The gender gap in housing returns

Housing wealth represents the dominant form of savings for American households. In this study, Goldsmith-Pinkham et al. investigate how men and women differ in their financial returns to housing investments. Using detailed data on housing transactions across the United States since 1991, the authors find that single men earn 1.5 percentage points higher unlevered returns per year on housing relative to single women. Approximately half of this gap can explained by the choice of where and when to buy, and when to sell; women tend to buy in locations when aggregate house prices are high and sell when they are low. However, a large gender gap persists even after accounting for these differences. Among men and women who buy and sell in the same zip code and year-month, women still earn 0.8 percentage points lower unlevered annualized returns. This gap grows significantly after accounting for mortgage borrowing: men earn 7.9 percentage points higher levered returns per year relative to women. This is due to differences in execution prices: women buy the same property for approximately 2% more and sell for 2% less. Women experience worse prices at the point of purchase and sale because of gender differences in the negotiated discount relative to the list price. Overall, the gender gap in housing returns is economically large and can explain 30% of the gender gap in wealth accumulation at retirement.

Top chart

This week’s top chart shows that American cities that experienced the highest number of deaths from the 1918 Spanish flu pandemic also tended to suffer the biggest hits to their economies, as measured by the decline in manufacturing output and employment. However, the fatality rate was highly dependent on public policies. Cities that imposed tougher-than-average restrictions suffered 560 deaths per 100,000 people, on average, compared with 730 per 100,000 elsewhere. Furthermore, governments that implemented stricter policies, including banning public gatherings and shutting down churches and schools, fared better than those that adopted more lenient ones.


Choice opinion

“A rent moratorium would be a direct and rapid infusion of resources to the households where they are needed the most. We favor a universal program without requiring proof of tenants’ having been directly affected by the coronavirus: ‘Means testing’ during a crisis, and when the numbers are so high, risks missing many people in need and introduces unnecessary bureaucracy and costs. A rent moratorium should be thought of as a bailout for the most vulnerable…Congress has the responsibility to step in to stabilize both communities and the housing market. A rent moratorium is no substitute for a more rational and humane long-term housing policy, but Washington must take action now to protect families during this crisis,” writes Gianpaolo Baiocchi and H. Jacob Carlson in the New York Times.

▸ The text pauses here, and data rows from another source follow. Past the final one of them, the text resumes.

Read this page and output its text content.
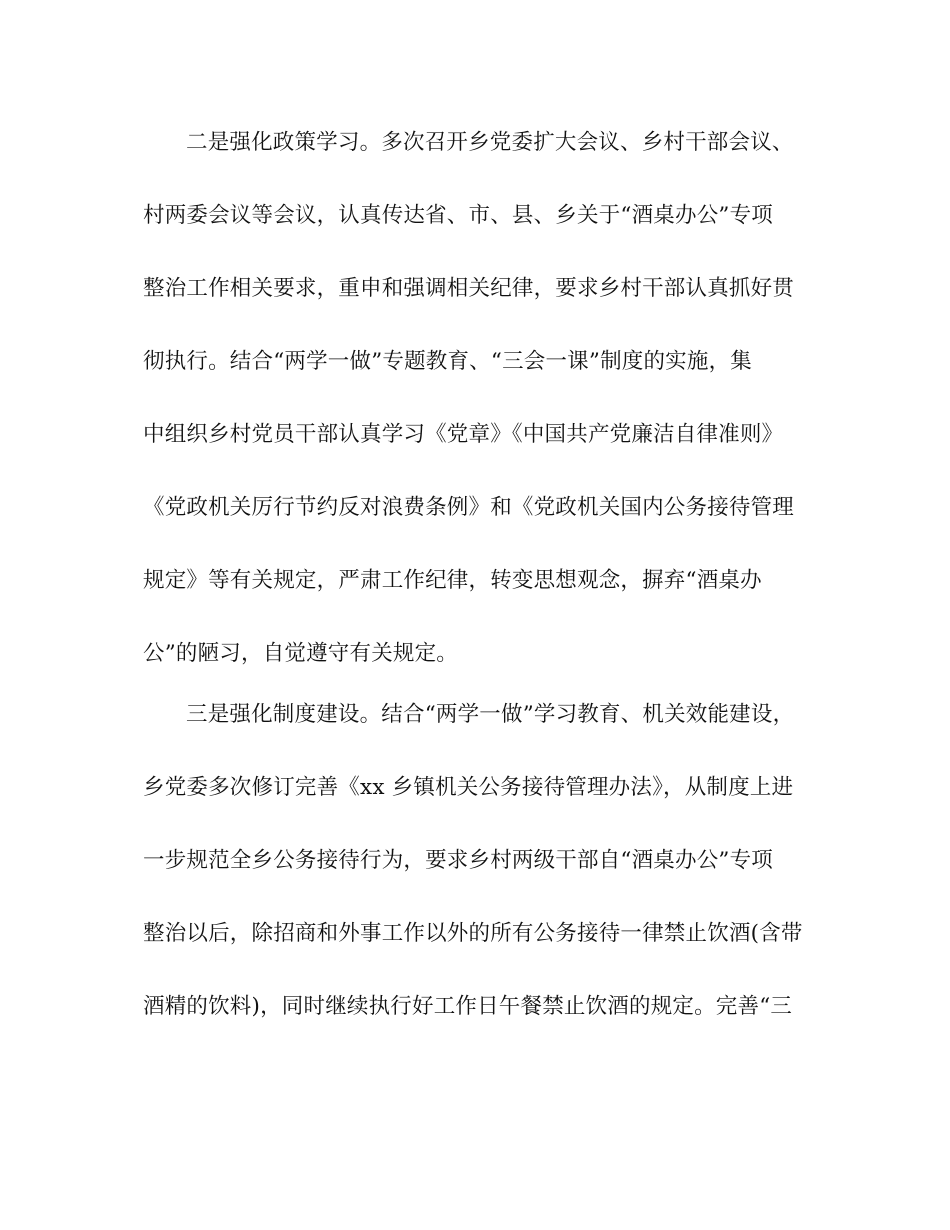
二是强化政策学习。多次召开乡党委扩大会议、乡村干部会议、
村两委会议等会议，认真传达省、市、县、乡关于“酒桌办公”专项
整治工作相关要求，重申和强调相关纪律，要求乡村干部认真抓好贯
彻执行。结合“两学一做”专题教育、“三会一课”制度的实施，集
中组织乡村党员干部认真学习《党章》《中国共产党廉洁自律准则》
《党政机关厉行节约反对浪费条例》和《党政机关国内公务接待管理
规定》等有关规定，严肃工作纪律，转变思想观念，摒弃“酒桌办
公”的陋习，自觉遵守有关规定。
三是强化制度建设。结合“两学一做”学习教育、机关效能建设，
乡党委多次修订完善《xx 乡镇机关公务接待管理办法》，从制度上进
一步规范全乡公务接待行为，要求乡村两级干部自“酒桌办公”专项
整治以后，除招商和外事工作以外的所有公务接待一律禁止饮酒(含带
酒精的饮料)，同时继续执行好工作日午餐禁止饮酒的规定。完善“三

The COVID-19 pandemic is deepening the consequences of inequality. Individuals in low-wage, service-sector jobs are in a far more economically-precarious position than those working salaried jobs they can do remotely. However, the class gaps underscored by the pandemic go far beyond job security. In my new piece with Johnathan Rothwell “Class and COVID: How the less affluent face double risks”, I explore the wide gaps by income in the risks posed by virus – due to preexisting conditions – and the degree of response to risk of infection, including stocking up on food and working remotely.